U.S. announces mortgage affordability plan

Federal officials hope that the simpler, quicker procedure for modifying loans held by Fannie Mae and Freddie Mac will keep struggling homeowners from losing their houses.

Reporting from Washington — The latest government-backed effort to stem the country's soaring rate of foreclosures could help several hundred thousand borrowers keep their homes but will do little for 80% of seriously delinquent borrowers, especially in once-hot real estate markets such as California, federal officials said.

The program announced Tuesday, aimed at mortgages owned or guaranteed by government-sponsored Fannie Mae and Freddie Mac, could serve as a model for reworking the huge number of troubled mortgages packaged into securities by Wall Street and other private financial companies, federal and industry officials said.

"This new protocol will be a standard for the industry to quickly move homeowners into long-term sustainable mortgages," said Neel Kashkari, the Treasury Department's interim assistant secretary for economic rescue programs.

But critics question whether the program would have such a broad reach. And Sheila Bair, chairman of the Federal Deposit Insurance Corp., acknowledged that it was far from a comprehensive solution.

"This is a step in the right direction but falls short of what is needed to achieve wide-scale modifications of distressed mortgages," Bair said.

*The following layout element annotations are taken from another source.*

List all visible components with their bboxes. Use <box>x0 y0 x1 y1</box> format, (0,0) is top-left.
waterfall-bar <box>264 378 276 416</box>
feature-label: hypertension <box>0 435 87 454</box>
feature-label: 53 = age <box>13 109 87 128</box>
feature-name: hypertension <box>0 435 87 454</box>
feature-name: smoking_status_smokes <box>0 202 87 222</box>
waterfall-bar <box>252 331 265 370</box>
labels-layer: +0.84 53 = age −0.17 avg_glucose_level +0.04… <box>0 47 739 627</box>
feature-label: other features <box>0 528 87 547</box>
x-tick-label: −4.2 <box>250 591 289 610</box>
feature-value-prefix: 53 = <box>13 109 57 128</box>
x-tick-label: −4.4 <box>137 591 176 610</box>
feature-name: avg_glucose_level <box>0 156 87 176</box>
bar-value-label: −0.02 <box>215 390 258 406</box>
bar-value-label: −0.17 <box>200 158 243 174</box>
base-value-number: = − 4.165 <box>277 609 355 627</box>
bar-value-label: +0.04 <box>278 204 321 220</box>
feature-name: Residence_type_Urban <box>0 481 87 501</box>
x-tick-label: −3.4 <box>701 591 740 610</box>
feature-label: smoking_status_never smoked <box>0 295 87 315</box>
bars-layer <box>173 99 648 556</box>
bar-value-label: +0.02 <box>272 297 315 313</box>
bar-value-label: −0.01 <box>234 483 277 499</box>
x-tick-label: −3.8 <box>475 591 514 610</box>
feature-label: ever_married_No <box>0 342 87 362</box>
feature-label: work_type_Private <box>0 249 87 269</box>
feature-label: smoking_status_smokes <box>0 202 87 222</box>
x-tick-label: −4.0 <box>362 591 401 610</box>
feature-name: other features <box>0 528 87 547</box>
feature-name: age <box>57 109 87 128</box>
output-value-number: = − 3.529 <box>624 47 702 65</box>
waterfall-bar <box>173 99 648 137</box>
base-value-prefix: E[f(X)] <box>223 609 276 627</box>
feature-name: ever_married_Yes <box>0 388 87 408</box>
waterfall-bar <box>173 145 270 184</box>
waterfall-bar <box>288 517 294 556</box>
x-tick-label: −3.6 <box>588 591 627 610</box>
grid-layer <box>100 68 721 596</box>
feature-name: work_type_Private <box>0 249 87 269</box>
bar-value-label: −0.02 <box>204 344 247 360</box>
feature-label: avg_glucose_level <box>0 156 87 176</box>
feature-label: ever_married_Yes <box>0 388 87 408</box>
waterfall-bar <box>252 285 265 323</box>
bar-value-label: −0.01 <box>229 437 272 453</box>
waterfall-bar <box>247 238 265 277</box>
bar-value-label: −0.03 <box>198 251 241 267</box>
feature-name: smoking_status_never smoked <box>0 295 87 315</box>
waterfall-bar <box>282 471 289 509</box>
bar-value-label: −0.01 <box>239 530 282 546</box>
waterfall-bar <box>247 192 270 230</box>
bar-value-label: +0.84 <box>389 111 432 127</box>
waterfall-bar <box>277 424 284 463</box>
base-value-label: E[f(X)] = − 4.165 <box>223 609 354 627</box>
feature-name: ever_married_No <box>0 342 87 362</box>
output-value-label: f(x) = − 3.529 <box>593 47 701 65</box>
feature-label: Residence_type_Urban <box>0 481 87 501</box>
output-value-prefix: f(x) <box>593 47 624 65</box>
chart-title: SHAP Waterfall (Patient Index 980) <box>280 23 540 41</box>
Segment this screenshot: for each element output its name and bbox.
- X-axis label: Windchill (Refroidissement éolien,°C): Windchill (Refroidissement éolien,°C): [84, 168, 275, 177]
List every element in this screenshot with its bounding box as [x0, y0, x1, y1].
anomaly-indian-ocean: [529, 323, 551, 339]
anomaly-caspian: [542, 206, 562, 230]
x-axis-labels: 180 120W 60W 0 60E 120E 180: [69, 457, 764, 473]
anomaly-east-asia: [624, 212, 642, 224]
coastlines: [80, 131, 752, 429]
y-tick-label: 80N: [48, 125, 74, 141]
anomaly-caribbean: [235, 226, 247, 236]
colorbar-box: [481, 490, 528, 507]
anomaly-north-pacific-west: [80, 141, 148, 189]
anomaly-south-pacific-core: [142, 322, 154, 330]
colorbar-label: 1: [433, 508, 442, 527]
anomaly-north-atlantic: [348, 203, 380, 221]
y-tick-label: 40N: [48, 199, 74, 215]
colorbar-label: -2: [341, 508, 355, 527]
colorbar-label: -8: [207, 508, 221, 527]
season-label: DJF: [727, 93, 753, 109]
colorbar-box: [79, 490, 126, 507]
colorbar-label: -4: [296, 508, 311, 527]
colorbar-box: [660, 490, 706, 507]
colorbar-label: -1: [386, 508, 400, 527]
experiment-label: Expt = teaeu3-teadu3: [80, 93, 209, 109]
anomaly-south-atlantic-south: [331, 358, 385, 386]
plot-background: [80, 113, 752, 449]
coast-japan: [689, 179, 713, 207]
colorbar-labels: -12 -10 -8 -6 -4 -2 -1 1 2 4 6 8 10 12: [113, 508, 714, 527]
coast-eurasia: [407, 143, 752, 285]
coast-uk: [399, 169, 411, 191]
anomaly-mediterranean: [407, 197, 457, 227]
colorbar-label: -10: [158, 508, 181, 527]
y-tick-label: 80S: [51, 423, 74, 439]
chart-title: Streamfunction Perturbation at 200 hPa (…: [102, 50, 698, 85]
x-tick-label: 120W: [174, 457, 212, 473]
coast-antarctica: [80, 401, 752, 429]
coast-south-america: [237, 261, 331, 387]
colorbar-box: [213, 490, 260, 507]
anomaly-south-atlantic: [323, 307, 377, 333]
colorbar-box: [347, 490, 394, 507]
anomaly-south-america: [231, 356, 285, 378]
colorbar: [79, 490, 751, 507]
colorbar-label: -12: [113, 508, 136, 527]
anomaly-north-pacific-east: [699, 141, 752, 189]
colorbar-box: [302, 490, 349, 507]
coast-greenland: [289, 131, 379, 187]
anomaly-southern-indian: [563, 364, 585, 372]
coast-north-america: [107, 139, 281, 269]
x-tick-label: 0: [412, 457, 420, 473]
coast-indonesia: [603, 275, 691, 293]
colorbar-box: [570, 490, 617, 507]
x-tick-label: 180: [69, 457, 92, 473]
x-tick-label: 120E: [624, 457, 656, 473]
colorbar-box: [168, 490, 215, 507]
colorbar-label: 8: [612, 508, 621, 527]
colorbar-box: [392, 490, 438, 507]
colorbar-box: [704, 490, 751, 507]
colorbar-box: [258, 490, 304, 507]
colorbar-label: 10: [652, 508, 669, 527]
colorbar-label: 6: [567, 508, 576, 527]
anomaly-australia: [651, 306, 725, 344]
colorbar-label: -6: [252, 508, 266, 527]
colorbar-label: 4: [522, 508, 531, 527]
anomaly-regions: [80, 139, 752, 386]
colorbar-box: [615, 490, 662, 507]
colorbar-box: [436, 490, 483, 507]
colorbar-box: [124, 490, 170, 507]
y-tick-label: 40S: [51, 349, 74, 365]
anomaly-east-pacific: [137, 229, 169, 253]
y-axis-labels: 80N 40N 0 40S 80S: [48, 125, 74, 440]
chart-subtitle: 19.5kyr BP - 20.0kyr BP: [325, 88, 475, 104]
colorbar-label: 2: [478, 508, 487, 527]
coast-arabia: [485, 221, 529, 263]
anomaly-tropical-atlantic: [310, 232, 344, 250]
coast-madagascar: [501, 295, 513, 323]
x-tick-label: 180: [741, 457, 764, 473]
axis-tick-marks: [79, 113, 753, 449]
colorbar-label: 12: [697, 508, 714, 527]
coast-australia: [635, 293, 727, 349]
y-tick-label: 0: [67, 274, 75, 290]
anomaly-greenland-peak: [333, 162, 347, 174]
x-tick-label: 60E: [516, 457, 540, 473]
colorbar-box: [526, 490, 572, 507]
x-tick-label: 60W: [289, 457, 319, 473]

"Given continually rising foreclosures and their impact on the economy, we must address the need for appropriate economic incentives to prevent unnecessary foreclosures."

The new initiative -- part of an industry-led assistance effort known as Hope Now -- is not intended to take the place of other programs to reduce foreclosures, including a refinancing program through the Federal Housing Administration that Congress approved last summer, and a program still being developed that was authorized by the recently enacted $700-billion rescue of the financial industry.

Under the program announced Tuesday, a homeowner who lives in the home in question and misses at least three loan payments could qualify for a streamlined workout designed to reduce the monthly payment to 38% of the borrower's gross income.

That would be accomplished by doing one or more of the following: extending the term of the loan to 40 years; lowering the interest rate temporarily or permanently; or excluding part of the loan balance when calculating the monthly payment.

With the last option, known as principal forbearance, the amount owed by the borrower would not change and would have to be paid back when the house was sold or refinanced.